Our Molecular Future by Douglas Mulhall. Nanotechnology, the ability to rearrange individual atoms, will lead to technological advances that will change every aspect of our world, including our own species.

When Mulhall sees the future, he pictures every home having a virtually cost-free desktop fabricator, not unlike an ink jet printer, that is able to create any three-dimensional object desired; he envisions being able to change the color of a car, or clothes, simply by speaking. Mulhall, who heads an environmental software consultancy, believes that nanotechnology, the ability to rearrange individual atoms, will lead to technological advances that will change every aspect of our world, including our own species.

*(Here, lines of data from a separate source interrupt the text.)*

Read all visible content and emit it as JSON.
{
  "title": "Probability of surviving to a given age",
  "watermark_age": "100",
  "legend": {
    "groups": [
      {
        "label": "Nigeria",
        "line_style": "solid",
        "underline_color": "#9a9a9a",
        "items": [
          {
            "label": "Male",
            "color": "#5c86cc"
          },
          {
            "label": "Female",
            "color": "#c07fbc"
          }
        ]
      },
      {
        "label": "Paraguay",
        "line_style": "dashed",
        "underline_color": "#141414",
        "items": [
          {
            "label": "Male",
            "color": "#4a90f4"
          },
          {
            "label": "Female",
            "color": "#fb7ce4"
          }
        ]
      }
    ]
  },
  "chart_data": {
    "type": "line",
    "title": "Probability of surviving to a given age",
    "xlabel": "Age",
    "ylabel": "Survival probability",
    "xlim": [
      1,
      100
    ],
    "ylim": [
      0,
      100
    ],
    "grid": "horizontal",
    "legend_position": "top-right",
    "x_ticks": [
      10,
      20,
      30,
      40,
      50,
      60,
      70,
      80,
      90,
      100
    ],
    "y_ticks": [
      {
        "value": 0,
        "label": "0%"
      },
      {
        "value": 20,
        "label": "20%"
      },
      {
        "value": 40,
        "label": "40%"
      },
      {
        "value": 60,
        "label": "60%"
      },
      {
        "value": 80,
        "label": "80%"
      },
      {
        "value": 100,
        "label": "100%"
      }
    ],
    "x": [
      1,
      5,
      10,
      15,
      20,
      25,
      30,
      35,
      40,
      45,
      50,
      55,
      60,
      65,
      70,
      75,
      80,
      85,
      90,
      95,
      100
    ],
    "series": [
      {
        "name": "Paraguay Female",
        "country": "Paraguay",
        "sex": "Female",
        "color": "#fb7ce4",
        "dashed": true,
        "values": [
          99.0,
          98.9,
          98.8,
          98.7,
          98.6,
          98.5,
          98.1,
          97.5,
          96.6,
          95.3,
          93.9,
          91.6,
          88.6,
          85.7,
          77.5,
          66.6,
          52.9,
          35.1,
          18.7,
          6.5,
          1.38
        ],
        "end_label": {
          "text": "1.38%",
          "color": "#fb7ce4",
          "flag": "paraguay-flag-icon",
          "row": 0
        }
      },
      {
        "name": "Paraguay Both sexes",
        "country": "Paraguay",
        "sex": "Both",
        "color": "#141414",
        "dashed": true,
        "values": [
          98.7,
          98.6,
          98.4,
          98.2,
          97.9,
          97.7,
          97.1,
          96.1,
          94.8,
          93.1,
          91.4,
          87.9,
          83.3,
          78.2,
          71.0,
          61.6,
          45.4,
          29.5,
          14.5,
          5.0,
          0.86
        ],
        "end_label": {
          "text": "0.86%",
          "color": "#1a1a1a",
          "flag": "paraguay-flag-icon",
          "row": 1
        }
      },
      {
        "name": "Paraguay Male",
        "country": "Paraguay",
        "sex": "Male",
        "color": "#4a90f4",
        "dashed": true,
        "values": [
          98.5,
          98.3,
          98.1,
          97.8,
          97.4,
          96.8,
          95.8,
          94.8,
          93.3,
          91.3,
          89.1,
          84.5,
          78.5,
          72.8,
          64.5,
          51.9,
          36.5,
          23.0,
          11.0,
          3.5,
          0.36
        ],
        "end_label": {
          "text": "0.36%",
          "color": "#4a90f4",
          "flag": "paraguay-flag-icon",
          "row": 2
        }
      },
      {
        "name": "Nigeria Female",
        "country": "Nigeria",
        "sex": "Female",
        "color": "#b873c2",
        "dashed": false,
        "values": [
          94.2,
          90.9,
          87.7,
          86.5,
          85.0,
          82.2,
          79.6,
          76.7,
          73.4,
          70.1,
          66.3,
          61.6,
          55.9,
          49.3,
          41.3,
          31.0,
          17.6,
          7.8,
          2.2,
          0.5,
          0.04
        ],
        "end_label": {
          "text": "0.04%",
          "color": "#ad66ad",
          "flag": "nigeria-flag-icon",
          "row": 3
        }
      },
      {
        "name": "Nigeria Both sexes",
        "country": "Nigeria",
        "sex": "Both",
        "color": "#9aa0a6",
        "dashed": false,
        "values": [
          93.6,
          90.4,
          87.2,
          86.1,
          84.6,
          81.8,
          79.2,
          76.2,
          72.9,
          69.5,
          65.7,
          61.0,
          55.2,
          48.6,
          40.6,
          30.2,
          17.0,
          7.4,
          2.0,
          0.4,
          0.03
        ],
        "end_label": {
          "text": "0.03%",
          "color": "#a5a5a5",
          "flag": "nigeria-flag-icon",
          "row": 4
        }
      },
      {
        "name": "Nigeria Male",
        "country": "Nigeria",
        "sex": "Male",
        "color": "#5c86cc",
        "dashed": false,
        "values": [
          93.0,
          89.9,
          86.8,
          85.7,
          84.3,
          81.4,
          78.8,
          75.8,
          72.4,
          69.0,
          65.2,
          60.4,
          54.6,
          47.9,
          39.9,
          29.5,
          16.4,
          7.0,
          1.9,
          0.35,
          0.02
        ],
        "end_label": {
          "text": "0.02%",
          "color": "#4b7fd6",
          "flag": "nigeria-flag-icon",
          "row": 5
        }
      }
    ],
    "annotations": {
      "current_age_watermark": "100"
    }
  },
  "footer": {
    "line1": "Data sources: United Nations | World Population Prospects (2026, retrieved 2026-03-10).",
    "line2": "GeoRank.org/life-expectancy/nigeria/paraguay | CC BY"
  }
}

Mulhall' s exuberance, however, does not fully compensate for his repetitiveness and lack of specificity when he postulates that nanotechnology will lead to such leaps forward in computing power that we will soon create robots capable of independent thought, emotional response and reproduction. We will, he argues, soon be faced with a new species, Robo sapiens, and be forced to deal with the issue of "robot rights." Mulhall urges readers to foster this technology because he believes that it is the only way humans will be able to combat what he claims are the most pressing threats facing our species: massive earthquakes, immense tsunamis capable of inundating the entire east coast of North America and asteroid collisions of the sort that wiped out the dinosaurs. In the end, Mulhall's musings seem more science fiction than science; they are entertaining, but not particularly thought provoking.